Sabe-se que o casamento foi instituído pela Igreja Católica como sacramento a partir do Concílio de Florença, em 1439, no papado de Eugênio IV. A partir de então o casamento tornou-se indissolúvel, para evitar a manipulação de interesses econômicos. A infidelidade tornou-se pecado. Concubinato e poligamia foram proscritos. O casamento consanguíneo de parentes até o sétimo grau foi proibido. A relação sexual dentro do casamento, a única permitida pela Igreja, não podia visar ao prazer; apenas à procriação. O gozo entre marido e mulher enfraqueceria o amor a Deus. Tornou-se tão pecaminoso quanto o adultério. Para garantir o sexo sem pecado dentro do casamento, foi difundida a crendice de que o gozo amoroso poderia gerar crianças com doenças e enfraquecer a descendência.

Com a revolução industrial e o capitalismo, no século XVIII, floresceu o “casamento por amor” que portava em seu bojo a liberdade de escolha, o afeto mútuo e o prazer sexual. Começou então a libertação da mulher. Ela deixou de ser propriedade privada, na medida em que foi aceita no mercado de trabalho. No século XX, a profissionalização da mulher, os métodos anticoncepcionais e a liberação do divórcio afastaram a influência familiar e religiosa do relacionamento amoroso, dando-lhe uma conotação sexual.

Um aspecto negativo, que vem de longa data, é que o pacto de fidelidade mútua dentro do casamento acaba gerando sentimento de posse nos cônjuges. Nos dias de hoje veem-se crimes hediondos cometidos em nome da honra, provocados por ciúmes de um deles. O crime é cometido muito mais frequentemente pelo cônjuge varão, que se considera proprietário do corpo da esposa. Muitas vezes ele não aceita a ideia de que ela possa se relacionar com outro homem, mesmo estando oficialmente separada, e comete o feminicídio, termo muito em voga atualmente, ou uxoricídio (assassinato da própria da esposa), termo menos usual.

Considerando os parâmetros atuais de nossa sociedade, é impossível voltar aos moldes de uma sociedade tribal, primitiva e simplista, porém funcional.
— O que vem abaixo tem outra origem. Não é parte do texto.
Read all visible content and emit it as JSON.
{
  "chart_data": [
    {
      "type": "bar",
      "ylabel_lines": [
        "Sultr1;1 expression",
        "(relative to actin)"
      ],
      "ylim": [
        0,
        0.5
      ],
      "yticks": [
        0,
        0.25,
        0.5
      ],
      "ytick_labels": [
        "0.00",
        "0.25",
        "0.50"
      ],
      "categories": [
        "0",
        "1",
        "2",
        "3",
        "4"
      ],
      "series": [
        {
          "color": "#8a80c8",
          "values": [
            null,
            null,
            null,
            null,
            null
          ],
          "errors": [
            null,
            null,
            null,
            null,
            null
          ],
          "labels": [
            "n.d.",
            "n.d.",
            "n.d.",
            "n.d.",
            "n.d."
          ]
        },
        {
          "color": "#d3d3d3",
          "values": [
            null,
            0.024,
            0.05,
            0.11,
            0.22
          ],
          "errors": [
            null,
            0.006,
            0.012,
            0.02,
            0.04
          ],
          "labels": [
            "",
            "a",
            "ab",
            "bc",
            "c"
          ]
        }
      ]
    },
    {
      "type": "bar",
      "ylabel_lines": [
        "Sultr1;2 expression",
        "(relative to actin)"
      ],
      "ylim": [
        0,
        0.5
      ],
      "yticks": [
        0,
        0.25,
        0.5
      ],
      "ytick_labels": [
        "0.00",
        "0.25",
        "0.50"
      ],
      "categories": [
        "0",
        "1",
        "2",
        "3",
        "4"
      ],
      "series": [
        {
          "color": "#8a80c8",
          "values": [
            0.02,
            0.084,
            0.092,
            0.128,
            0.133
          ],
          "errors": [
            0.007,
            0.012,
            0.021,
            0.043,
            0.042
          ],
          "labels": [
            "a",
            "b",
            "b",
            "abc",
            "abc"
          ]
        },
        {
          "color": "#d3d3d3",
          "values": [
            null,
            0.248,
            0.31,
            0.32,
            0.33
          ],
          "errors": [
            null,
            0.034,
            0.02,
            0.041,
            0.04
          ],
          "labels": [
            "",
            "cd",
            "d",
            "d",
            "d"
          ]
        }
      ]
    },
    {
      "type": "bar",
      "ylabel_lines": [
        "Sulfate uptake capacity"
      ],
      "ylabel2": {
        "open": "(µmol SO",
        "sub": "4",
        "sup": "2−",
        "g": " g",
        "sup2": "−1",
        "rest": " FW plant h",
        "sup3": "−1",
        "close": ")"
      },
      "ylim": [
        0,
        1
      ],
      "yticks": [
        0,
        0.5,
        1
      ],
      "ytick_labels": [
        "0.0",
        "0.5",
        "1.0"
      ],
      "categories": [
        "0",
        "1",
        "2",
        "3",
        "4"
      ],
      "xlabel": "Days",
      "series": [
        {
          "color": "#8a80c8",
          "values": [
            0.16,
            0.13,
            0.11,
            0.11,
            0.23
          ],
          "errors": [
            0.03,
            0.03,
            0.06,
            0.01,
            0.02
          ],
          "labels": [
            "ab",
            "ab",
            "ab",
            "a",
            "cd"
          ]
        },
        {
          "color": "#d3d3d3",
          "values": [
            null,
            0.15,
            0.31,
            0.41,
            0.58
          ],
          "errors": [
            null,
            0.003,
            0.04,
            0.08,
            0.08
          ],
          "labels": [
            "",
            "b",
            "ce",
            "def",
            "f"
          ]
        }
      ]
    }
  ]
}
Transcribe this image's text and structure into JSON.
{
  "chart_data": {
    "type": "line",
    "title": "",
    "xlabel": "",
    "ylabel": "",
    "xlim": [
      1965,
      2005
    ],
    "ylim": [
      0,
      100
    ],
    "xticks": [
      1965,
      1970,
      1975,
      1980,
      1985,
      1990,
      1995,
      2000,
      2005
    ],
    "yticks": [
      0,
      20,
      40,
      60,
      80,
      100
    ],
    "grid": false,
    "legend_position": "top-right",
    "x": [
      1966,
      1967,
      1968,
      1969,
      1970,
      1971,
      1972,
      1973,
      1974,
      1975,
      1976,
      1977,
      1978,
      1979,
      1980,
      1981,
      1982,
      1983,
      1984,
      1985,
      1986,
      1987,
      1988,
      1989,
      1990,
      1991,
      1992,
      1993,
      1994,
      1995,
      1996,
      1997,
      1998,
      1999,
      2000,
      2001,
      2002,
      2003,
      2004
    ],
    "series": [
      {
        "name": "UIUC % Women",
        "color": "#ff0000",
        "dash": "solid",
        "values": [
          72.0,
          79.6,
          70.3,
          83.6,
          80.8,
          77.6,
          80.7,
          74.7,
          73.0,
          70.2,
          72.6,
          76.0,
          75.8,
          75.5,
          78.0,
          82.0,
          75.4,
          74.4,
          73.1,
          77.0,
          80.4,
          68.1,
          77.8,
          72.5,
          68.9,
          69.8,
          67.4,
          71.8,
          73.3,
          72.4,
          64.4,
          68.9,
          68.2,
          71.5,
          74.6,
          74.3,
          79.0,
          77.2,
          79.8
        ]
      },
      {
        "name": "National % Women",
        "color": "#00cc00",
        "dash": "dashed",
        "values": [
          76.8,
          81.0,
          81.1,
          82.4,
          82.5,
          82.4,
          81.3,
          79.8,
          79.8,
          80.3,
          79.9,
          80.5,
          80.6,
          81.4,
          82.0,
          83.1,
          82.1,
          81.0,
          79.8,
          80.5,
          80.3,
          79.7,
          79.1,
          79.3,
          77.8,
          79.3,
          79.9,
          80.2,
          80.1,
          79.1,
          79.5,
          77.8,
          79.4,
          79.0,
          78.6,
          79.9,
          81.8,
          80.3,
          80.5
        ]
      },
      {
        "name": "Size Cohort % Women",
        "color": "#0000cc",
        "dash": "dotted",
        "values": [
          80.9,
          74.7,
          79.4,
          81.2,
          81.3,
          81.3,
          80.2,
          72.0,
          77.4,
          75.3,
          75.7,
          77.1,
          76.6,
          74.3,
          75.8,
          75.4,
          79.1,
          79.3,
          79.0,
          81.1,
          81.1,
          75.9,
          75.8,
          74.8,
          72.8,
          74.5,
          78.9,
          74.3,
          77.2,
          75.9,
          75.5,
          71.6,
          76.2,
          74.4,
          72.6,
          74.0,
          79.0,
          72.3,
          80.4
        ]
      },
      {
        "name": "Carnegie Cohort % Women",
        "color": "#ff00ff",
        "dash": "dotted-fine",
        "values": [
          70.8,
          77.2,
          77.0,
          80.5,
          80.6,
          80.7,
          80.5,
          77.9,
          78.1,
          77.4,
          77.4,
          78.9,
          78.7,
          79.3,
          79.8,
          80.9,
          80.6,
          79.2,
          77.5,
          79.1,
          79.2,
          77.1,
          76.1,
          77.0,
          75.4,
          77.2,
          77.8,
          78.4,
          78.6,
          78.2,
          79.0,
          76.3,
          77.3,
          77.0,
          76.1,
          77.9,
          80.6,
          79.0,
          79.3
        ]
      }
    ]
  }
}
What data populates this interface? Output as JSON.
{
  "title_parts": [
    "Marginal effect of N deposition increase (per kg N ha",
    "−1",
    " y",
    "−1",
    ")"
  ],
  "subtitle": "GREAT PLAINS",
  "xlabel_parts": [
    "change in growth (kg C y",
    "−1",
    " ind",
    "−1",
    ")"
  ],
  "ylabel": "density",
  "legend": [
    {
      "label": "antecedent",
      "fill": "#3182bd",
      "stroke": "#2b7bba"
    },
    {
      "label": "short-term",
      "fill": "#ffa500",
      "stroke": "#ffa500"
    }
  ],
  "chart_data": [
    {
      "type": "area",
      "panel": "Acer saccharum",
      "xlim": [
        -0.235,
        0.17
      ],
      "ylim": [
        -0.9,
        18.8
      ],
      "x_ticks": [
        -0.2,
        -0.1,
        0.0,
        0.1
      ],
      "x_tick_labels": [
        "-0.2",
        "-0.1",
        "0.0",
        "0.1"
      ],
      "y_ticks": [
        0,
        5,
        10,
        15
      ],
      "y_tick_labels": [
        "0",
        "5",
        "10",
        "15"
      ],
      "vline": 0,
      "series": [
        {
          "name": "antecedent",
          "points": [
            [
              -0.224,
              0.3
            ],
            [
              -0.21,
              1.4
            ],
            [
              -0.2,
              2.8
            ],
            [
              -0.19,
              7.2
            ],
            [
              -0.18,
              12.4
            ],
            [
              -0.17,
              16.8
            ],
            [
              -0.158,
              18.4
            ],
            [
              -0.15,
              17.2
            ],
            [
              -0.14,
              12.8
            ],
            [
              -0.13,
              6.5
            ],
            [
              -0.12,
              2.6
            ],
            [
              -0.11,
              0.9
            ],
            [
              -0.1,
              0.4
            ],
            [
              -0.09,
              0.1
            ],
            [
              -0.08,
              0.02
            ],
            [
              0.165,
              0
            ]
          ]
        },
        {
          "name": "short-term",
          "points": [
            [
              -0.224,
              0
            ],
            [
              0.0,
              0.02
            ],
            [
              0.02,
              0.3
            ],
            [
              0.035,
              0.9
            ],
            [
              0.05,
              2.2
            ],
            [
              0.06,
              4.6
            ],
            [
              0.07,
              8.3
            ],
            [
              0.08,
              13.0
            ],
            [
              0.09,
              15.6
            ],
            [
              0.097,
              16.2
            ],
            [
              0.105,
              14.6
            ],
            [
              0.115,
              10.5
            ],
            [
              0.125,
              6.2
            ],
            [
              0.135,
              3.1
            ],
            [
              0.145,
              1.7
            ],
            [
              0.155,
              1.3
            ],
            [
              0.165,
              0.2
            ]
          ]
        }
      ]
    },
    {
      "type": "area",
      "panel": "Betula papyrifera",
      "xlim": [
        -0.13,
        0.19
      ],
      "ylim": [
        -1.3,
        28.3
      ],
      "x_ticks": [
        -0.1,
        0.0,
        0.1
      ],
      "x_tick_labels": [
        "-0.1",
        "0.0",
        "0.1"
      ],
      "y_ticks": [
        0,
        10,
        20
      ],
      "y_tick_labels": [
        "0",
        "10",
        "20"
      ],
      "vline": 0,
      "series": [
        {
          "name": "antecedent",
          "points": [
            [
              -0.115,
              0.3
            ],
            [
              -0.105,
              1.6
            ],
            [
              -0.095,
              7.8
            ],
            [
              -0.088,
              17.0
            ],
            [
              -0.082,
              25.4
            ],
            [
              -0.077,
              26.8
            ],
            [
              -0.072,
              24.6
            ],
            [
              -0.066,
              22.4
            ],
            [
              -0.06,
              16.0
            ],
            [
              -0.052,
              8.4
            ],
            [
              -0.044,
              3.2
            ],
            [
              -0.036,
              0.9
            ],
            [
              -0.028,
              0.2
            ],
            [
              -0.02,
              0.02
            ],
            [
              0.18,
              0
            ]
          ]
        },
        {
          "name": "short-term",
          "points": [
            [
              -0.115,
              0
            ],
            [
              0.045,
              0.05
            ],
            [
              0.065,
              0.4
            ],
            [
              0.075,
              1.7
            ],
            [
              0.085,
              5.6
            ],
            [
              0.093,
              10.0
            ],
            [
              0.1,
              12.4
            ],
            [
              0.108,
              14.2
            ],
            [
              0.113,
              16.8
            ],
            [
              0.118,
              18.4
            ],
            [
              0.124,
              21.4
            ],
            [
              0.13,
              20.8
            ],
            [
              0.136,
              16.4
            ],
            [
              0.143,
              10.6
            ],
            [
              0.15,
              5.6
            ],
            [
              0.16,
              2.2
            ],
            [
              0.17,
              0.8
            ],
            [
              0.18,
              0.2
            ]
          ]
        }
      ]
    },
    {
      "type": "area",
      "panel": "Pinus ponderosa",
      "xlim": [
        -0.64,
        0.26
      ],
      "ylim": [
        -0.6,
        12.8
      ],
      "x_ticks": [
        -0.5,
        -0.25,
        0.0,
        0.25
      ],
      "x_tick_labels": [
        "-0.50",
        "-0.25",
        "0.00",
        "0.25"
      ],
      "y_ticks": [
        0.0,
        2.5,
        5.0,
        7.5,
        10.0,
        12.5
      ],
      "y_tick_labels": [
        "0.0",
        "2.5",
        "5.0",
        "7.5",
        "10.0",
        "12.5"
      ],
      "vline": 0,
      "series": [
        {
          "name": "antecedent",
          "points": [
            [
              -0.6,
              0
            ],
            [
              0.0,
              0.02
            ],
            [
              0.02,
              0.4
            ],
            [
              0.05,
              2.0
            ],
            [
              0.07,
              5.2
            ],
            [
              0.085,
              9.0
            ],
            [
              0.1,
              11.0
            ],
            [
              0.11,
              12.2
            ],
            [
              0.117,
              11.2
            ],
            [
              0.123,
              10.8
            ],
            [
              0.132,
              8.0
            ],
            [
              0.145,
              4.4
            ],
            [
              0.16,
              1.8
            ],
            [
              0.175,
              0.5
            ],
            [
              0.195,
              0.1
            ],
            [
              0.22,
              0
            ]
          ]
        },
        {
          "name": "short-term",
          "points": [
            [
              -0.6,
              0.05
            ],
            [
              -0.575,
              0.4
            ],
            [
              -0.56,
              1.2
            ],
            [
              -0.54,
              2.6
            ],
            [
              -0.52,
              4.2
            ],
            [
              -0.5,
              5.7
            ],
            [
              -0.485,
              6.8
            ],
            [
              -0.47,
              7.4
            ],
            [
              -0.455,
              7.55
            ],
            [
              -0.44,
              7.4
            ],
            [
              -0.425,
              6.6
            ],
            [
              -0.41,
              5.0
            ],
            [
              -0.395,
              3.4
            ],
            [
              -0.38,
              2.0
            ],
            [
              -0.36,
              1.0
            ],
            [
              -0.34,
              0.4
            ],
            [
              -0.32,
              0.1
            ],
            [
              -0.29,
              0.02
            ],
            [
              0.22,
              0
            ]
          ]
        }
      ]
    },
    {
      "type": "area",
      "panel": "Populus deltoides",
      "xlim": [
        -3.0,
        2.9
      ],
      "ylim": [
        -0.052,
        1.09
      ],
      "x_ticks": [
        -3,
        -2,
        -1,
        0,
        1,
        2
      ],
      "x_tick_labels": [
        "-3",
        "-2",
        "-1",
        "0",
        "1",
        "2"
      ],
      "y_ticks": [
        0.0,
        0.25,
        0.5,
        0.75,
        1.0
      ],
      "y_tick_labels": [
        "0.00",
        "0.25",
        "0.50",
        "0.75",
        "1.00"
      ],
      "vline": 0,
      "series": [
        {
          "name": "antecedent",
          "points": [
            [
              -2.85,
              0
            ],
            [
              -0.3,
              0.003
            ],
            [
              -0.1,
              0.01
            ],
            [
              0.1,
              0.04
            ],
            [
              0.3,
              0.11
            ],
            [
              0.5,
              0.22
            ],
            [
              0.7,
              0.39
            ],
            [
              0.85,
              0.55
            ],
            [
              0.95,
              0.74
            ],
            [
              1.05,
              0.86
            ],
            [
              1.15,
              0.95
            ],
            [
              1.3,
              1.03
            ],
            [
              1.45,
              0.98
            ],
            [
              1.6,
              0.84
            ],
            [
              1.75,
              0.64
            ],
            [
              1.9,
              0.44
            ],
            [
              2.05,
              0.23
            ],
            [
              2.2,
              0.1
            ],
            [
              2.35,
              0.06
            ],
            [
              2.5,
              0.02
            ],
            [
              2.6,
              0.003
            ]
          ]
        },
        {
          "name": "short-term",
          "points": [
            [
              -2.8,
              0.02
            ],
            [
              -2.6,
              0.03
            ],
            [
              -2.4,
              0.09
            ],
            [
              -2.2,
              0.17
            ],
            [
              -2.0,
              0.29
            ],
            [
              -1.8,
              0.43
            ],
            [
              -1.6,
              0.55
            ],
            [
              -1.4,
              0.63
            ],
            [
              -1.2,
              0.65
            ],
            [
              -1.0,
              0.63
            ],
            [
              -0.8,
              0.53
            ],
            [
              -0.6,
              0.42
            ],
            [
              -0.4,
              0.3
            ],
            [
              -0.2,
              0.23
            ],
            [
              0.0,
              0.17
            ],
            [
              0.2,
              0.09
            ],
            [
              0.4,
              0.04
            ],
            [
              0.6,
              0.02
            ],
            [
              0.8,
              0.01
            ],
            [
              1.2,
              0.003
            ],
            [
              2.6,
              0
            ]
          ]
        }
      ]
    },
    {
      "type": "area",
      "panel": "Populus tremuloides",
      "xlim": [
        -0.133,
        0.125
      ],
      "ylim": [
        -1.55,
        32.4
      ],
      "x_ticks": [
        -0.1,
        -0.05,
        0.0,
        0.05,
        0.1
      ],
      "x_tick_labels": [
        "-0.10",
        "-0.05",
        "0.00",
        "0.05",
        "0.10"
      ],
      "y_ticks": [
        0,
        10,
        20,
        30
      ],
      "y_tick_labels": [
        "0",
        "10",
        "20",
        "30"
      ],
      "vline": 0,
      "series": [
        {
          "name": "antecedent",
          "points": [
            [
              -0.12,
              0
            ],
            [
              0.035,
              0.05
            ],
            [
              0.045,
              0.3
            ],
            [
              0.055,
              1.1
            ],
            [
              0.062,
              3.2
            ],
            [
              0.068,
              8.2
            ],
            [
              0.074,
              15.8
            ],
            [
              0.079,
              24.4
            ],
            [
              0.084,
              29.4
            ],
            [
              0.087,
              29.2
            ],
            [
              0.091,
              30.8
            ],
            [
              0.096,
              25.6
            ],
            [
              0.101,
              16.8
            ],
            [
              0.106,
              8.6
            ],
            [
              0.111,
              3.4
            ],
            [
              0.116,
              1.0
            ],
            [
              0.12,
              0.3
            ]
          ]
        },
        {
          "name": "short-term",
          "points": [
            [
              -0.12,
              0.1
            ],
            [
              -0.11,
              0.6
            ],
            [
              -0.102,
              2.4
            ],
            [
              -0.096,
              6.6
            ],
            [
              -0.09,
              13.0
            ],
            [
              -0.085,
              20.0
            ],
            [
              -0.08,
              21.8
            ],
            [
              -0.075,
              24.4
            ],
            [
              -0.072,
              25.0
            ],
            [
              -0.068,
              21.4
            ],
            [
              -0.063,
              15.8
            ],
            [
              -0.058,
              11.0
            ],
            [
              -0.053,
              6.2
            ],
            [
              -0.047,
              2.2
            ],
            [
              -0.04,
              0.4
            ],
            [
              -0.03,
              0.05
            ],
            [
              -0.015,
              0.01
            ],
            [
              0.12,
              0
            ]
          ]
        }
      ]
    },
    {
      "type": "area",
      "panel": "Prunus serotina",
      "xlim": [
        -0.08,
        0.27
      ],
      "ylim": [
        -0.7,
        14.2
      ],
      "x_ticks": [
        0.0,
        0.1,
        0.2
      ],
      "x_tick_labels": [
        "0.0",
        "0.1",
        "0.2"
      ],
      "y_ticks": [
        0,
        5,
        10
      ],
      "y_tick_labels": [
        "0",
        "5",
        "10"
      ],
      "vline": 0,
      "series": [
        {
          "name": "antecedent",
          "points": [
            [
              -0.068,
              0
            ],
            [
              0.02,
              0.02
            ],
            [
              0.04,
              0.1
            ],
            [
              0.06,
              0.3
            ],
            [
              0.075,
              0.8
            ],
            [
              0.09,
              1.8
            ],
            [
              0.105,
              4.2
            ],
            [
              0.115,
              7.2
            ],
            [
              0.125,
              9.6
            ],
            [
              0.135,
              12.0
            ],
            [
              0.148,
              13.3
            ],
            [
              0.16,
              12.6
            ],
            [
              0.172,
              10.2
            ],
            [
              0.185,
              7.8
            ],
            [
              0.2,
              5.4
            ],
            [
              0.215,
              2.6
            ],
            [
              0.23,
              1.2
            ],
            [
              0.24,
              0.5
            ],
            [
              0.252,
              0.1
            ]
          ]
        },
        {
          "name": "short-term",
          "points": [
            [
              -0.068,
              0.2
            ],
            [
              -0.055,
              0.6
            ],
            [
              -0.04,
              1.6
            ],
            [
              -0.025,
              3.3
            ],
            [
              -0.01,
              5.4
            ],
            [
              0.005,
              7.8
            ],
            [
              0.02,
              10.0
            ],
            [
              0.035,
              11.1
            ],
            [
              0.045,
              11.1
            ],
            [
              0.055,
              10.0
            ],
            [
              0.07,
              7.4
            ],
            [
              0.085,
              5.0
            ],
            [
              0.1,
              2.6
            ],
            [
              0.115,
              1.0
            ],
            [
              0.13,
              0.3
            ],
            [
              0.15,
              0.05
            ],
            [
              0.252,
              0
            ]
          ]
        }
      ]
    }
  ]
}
Não se pode comparar a complexidade da “aldeia global” da era virtual com a aldeia indígena. Convenhamos que são realidades totalmente distintas, cada uma com suas especificidades. Se o pacto nupcial de fidelidade fosse eliminado da aldeia global, possivelmente esse tipo de crime deixaria de existir. Outro aspecto positivo seria a diminuição do índice de violência se todos respeitassem o próximo como se fosse um familiar (avô, pai, tio, irmão, primo...). caso não houvesse propriedade privada, como na aldeia indígena, possivelmente haveria mais harmonia.

Existe modelo ideal de sociedade? O que estaria certo? O que estaria errado? Em cada cultura, as arestas sociais vão se moldando diferentemente no tempo e no espaço. O importante é haver concordia discors, ou seja, equilíbrio e harmonia entre os elementos dissonantes ou heterogêneos.

* Redigido em 1º de fevereiro de 2021


Jô Drumond é escritora e tradutora e já publicou 17 livros. Colabora com o portal Acontecendo Agora, com a Folha Patense e publica com frequência no próprio blog.